Official: Apparently this town, according to the Powers that Be, is home to the Naesen Brothers, although Wikipedia says they are from Oostende. And apparently people like to have a good time, involving food, because as the RvV.be site says, “nothing is too crazy for Berlare.”
OK then. they also mention the Donkmeer, a lake just on the north end of town between the outskirts of Berlare and the village of Donk. Apparently that’s where the running race up above happens.
But Also: Berlare is where the Peasants’ War of 1798 (de Boerenkrijg) began, before raging across the Flemish landscape. The main beef was between the common folk of the region and the French government, which had annexed the “Southern Netherlands” which is an area that goes slightly beyond modern day Belgium and Luxembourg. France took charge of the area following the French Revolution in 1789, and began to act kind of assholish to the local burghers by requiring priests to swear an oath of allegiance to the French state, and conscripting dudes into the army if they were between 20 and 25. And just generally being French, which was more of a problem back before the EU.

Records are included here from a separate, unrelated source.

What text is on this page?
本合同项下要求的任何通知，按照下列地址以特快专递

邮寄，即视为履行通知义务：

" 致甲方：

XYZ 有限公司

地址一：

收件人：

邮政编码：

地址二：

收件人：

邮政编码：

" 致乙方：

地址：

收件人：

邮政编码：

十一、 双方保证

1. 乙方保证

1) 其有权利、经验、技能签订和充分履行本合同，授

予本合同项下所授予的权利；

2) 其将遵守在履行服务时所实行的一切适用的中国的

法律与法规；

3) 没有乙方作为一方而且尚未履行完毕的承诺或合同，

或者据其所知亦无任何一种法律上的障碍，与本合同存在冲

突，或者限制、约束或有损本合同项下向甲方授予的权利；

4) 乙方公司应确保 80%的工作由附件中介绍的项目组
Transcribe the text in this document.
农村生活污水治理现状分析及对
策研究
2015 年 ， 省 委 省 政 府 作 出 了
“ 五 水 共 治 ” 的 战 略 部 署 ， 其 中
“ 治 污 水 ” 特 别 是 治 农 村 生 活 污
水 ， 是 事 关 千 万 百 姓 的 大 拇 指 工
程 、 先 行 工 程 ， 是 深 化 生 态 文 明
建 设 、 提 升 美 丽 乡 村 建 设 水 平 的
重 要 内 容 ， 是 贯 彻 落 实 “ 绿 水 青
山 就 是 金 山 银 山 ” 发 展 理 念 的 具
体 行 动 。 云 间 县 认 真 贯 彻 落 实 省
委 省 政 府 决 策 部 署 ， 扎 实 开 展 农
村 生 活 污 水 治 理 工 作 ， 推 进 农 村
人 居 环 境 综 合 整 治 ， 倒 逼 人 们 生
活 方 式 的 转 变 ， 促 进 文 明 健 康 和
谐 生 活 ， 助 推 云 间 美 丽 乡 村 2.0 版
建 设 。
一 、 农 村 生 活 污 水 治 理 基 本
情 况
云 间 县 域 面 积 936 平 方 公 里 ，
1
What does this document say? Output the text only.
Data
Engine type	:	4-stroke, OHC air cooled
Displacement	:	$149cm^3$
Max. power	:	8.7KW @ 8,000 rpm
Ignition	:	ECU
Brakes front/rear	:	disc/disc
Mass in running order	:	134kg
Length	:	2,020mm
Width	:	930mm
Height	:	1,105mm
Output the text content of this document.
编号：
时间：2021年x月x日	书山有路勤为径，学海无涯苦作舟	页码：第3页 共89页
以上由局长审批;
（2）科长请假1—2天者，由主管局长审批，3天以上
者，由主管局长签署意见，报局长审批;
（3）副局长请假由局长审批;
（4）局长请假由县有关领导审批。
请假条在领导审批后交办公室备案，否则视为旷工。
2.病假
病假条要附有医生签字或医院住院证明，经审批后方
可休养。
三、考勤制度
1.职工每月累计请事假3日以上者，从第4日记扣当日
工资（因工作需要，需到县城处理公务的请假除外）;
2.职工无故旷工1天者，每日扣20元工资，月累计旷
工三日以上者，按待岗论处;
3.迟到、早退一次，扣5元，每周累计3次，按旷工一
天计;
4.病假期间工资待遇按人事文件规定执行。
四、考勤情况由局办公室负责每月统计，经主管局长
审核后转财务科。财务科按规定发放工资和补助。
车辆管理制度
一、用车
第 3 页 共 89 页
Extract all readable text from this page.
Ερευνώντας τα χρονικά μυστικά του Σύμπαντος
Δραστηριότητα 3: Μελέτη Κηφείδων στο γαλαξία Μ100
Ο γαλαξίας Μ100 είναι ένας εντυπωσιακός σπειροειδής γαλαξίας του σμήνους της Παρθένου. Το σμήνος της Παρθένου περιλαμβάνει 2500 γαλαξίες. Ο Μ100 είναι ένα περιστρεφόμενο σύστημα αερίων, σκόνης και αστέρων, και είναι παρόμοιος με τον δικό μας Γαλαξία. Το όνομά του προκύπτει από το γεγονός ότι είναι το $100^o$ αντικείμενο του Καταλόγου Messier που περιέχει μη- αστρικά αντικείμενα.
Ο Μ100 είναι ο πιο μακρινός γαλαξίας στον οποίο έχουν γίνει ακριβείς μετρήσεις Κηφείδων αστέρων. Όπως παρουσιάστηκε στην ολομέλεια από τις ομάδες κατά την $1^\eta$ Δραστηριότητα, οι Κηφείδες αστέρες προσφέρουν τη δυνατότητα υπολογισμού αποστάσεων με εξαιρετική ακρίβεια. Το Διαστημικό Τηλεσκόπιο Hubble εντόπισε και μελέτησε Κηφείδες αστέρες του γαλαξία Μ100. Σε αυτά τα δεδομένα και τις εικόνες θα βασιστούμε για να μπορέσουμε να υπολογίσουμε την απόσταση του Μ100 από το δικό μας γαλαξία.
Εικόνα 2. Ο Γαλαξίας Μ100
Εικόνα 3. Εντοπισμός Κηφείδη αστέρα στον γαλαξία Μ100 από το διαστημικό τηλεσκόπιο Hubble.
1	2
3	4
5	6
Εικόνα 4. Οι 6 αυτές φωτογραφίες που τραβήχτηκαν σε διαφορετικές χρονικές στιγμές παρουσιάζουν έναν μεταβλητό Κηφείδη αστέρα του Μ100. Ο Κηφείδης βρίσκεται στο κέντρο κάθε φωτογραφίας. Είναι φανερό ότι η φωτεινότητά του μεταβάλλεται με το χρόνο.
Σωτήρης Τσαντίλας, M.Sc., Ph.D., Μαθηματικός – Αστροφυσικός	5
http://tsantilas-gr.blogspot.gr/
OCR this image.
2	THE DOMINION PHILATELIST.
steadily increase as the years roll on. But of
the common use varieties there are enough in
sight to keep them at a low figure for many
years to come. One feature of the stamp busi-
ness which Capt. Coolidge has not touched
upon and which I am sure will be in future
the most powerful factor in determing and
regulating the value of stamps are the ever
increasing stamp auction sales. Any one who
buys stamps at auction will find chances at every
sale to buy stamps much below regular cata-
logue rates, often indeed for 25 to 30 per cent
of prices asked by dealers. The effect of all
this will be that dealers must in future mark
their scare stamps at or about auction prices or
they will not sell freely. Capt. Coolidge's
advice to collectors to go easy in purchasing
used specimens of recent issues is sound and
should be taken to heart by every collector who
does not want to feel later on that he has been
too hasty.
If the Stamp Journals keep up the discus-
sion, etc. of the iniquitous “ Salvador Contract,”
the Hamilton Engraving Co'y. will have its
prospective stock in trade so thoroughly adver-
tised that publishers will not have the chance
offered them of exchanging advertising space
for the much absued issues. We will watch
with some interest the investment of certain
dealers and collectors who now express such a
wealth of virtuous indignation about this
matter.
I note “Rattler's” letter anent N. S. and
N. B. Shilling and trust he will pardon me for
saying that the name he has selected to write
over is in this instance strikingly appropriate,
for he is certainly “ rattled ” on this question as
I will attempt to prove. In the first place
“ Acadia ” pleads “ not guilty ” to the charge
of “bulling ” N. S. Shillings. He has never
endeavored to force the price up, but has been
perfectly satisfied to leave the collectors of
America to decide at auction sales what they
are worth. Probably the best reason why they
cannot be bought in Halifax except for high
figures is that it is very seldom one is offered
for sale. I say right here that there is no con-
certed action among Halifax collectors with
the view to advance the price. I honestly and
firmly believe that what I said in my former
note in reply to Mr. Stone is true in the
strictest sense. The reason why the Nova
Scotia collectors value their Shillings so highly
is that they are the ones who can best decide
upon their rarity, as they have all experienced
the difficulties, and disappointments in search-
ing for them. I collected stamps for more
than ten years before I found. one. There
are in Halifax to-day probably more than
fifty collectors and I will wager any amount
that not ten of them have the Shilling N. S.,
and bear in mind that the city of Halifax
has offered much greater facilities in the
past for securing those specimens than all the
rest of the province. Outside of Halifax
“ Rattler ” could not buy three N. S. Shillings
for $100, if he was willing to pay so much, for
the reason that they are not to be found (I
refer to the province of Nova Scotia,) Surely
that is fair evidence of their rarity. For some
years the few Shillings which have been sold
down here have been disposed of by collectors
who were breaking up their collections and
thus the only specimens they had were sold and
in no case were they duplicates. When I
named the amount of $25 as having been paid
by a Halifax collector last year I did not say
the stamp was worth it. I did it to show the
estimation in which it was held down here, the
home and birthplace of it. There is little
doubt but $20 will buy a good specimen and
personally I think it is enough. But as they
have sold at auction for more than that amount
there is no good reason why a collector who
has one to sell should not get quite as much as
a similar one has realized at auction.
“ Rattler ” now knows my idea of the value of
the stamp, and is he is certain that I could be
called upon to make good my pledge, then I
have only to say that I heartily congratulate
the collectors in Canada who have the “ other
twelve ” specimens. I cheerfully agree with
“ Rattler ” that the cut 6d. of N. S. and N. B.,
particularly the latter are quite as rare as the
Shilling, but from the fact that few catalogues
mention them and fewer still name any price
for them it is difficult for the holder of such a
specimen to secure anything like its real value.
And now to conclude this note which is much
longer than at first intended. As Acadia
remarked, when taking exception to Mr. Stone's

Rebellions always start off sounding cool, but this one was crushed after two months. So the above and below paintings are your “how it started/how it’s going” meme.
Berlare is also home to Preben Van Hecke. Top that, Herzele!
Official: Herzele has no clapping birds or regional conflicts to its name. The best the Ronde organizers could do was to say that you can buy food there during the race. There will also be a demonstration of kids showing off their bike handling skills. I have seen these kids in Harelbeke picking bidons off the ground and dropping them on tables, standing upright. This is why America can’t win the cobbled classics.
But Also: Err... not finding much. Herzele hosted a stage of the Tour of Belgium six years ago that was annulled in mid-race due to a big crash. That’s why everyone looks so thrilled in the photo above. It’s got a pretty cool castle, though it was probably a lot cooler before the Spanish shot it to pieces in 1579.
Ah, now we get to a racing town.
Official: Clearly the Flanders Classics marketing department was getting close to lunchtime when they wrote up their Dorpen van de Ronde page, because all they can come up with here are a couple sentences about how you can watch the race and eat some food here on Sunday.
But Also: Zottegem has quite frequently hosted starts and finishes of Driedaagse De Panne. Under the old format when Three Days of De Panne took place over... wait for it... three days, Day 1 would start in De Panne on the coast and end in Zottegem, by way of a few significant cobbled climbs like the Kemmelberg or maybe something in the Vlaamse Ardennen closer to the finish. Real Flemish racing would happen, selections and such, and Day 1 would largely decide the overall. Then Day 2 would depart from Zottegem and stay pretty flat heading for the presumed sprint. Day three would be a circuit race around De Panne, again a sprint, plus a short ITT which might clean up any questions left over for the GC. Now that Bruges has lost the start of De Ronde, it has assumed the role for De Panne, which is now a one day race known as the Oxyclean Classic. Just makes you want to breathe in the fresh ocean air, right?
Official: More things about eating food while you watch the race. At this point in the development of this page, it is safe to say that the Flanders Classics marketing department has largely gone to lunch and asked an unpaid intern to complete the job. Also they note that the race is passing through Haaltert for the first time, which means the marketing department has never been there either.
But Also: COBBLES! OK, not very important ones. I have some sympathy for the intern here because I have scoured the internet for anything more to say about Haaltert. Maybe there’s a reason de Ronde hasn’t bothered to come through.